New York's legendary children of war, Fatima Al Qadiri and Khalid Al Gharaballi are interviewed in issue number 16 of Bidoun, on newsstands now. They discuss their memories of the Iraqi occupation of their native Kuwait and how, as children, their adaptive imaginations saw them through the harsh reality of air strikes, checkpoints, and food rationing.
Khalid: No, we could go out, except when they told us not to. I don't know about Salwa, where she was staying, but Keifan, where my grandma's house was, there was a lot of resistance stuff going on, so it was this really crazy area. At the same time there were a lot of Iraqis, people who had been living in Kuwait for a while, so you didn't know where they stood. Like the kid who tricked me into giving him all my toys.
Fatima: Wait...
Bidoun: What sort of toys are we talking about?

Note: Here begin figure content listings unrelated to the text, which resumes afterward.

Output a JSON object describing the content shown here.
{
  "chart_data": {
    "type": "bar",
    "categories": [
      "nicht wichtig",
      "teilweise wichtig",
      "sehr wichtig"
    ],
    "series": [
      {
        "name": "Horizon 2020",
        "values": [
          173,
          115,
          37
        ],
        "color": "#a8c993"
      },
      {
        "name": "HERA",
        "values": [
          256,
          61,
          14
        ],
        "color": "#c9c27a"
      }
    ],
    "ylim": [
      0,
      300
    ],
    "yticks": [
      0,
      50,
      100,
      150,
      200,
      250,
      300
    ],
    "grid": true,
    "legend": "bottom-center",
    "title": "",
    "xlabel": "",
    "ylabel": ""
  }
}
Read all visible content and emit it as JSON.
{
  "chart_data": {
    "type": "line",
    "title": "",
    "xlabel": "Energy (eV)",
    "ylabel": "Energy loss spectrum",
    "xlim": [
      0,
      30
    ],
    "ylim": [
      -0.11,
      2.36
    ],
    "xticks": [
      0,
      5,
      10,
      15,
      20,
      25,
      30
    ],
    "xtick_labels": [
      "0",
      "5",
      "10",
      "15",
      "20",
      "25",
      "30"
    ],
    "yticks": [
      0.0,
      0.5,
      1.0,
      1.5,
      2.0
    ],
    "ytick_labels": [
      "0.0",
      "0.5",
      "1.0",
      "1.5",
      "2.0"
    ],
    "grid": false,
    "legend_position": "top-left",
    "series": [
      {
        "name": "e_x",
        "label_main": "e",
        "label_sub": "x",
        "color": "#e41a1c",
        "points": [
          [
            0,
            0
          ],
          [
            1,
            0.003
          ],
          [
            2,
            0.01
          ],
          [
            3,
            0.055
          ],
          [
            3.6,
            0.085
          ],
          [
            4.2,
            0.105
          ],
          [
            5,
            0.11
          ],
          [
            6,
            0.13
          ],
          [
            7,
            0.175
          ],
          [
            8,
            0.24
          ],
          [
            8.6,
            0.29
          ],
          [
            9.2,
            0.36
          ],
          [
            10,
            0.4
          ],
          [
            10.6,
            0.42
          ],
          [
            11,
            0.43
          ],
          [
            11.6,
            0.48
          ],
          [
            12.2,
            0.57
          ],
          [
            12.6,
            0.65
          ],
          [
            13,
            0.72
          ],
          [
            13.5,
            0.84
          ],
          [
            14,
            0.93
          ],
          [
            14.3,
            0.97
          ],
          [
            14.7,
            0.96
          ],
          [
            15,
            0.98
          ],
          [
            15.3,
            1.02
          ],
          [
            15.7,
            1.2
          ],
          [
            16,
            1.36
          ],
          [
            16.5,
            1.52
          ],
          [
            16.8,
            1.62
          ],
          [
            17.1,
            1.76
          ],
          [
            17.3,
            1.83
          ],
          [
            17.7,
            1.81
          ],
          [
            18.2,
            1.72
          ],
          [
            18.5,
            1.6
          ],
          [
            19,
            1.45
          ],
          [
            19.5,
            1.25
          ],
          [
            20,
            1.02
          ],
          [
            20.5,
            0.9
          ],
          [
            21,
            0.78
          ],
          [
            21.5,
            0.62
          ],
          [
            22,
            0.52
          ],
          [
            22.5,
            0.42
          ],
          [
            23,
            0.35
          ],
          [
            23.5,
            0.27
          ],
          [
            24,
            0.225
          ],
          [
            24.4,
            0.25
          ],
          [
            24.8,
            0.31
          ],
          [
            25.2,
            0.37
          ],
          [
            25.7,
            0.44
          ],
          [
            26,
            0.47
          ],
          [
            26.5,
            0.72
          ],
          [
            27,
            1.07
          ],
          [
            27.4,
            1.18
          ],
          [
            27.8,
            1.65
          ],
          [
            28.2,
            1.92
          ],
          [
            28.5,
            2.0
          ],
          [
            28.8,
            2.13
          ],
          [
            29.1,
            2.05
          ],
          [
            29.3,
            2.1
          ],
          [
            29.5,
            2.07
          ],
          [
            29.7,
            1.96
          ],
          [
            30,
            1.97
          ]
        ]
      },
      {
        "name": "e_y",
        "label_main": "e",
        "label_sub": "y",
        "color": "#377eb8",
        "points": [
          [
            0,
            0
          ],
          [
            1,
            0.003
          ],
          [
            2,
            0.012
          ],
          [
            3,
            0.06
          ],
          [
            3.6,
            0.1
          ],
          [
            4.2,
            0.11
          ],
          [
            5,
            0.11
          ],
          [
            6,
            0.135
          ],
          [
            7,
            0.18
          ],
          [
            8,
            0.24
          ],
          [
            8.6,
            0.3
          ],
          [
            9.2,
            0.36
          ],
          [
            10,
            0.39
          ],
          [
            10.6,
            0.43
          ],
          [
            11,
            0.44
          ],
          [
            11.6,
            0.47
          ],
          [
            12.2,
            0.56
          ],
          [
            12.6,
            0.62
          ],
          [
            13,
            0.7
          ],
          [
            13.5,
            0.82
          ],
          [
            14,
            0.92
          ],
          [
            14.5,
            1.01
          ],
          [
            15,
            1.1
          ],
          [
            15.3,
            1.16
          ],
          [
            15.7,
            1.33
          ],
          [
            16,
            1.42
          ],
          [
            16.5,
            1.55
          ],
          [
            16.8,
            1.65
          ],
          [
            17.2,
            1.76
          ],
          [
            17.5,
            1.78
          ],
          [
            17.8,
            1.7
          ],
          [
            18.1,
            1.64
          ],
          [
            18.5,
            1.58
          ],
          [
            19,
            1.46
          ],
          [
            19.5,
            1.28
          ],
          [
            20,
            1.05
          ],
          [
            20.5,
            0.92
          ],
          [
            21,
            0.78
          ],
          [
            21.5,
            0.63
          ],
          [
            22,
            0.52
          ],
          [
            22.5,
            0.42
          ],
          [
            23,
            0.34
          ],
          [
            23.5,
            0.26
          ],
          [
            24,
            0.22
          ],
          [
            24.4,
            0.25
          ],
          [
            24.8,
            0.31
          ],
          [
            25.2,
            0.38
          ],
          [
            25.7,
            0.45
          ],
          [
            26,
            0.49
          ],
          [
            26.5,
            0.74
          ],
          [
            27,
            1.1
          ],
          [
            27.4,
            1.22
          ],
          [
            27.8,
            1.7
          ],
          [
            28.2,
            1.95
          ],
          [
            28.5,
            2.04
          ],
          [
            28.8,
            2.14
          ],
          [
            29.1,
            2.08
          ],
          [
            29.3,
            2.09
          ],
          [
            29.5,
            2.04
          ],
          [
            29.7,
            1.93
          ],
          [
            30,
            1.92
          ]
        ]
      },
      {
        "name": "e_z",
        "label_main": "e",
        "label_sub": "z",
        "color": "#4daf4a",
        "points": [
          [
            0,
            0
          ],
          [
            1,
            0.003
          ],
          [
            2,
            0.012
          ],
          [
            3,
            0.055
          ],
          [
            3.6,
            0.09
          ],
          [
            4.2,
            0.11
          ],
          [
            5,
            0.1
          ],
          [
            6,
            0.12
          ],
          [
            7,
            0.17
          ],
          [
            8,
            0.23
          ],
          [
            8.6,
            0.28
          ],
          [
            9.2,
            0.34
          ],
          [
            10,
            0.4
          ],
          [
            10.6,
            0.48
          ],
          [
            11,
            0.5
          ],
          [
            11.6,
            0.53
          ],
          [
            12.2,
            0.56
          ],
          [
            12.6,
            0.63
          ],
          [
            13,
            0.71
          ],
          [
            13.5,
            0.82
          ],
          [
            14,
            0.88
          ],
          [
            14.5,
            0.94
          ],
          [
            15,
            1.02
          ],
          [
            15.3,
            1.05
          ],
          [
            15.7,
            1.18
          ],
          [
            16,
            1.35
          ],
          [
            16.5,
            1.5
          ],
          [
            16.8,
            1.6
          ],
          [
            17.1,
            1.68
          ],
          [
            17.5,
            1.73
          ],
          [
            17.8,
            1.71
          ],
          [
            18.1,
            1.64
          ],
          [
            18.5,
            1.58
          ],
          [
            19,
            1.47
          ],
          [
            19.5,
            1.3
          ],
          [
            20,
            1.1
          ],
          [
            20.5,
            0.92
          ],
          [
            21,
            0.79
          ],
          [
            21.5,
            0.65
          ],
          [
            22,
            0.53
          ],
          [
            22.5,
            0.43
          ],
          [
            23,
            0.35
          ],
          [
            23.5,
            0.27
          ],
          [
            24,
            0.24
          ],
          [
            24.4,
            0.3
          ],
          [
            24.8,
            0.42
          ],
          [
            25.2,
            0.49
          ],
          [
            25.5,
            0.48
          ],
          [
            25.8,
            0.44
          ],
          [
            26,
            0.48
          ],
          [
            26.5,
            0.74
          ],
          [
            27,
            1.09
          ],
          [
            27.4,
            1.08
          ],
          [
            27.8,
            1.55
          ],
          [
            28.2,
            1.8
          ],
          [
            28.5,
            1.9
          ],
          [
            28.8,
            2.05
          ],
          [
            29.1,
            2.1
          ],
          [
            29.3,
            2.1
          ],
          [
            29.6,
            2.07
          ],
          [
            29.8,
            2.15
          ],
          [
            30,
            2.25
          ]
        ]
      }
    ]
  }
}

Khalid: I had, like, a lot of Thundercats things, you know. I had the castle and the car, and all the things...
Fatima: Accoutrements...
Khalid: And I was just so sheltered. I was this clueless space cadet, you know? Because of the war, everything was different. I was taking out the garbage, all the maids were gone. Suddenly I was spending a lot of time outside, playing with kids who weren't my cousins. It was really, like, sassiness lessons. Like playing with those Iraqi kids, who were these hustlers. I mean, not literally, but they were just street smart. They really fooled me.
Bidoun: How did they do it?
Khalid: They would say stuff like, I don't have any toys, we're poor. So I got this huge garbage bag and put all my toys in it and gave it to this one boy. And then my mom screamed at me. Those kids had a motorcycle and all this stuff. I had just never had any interactions with people like that, you know?
Fatima: So what I was saying before about being into jinn and spirits and stuff...there were, like, twenty kids between the ages of five and fourteen at the hotel with us, part of the convoy from Kuwait. And me and this boy who was my accomplice tricked all the kids into believing that there was this evil old lady who was an evil spirit that was haunting the garden of the Al-Rashid. And she had a beard—er, no, it was an old man—he had a beard made of dates. So I covered myself in a white sheet, and I had this date beard, and I went inside this enclave. We told the kids that if you walked around that garden at this certain hour in the afternoon, at dusk, you know, you might see him.
Bidoun: Were you wearing a beard full of dates?
Fatima: I was. I took a sheet from the hotel, and then I found these dates and I stuck them to my face, and I just covered my face with the sheet, the dates kind of haphazardly sticking out of the sheet.
Bidoun: How long did you succeed in haunting the other kids?
Fatima: I think... one day? I can't keep secrets.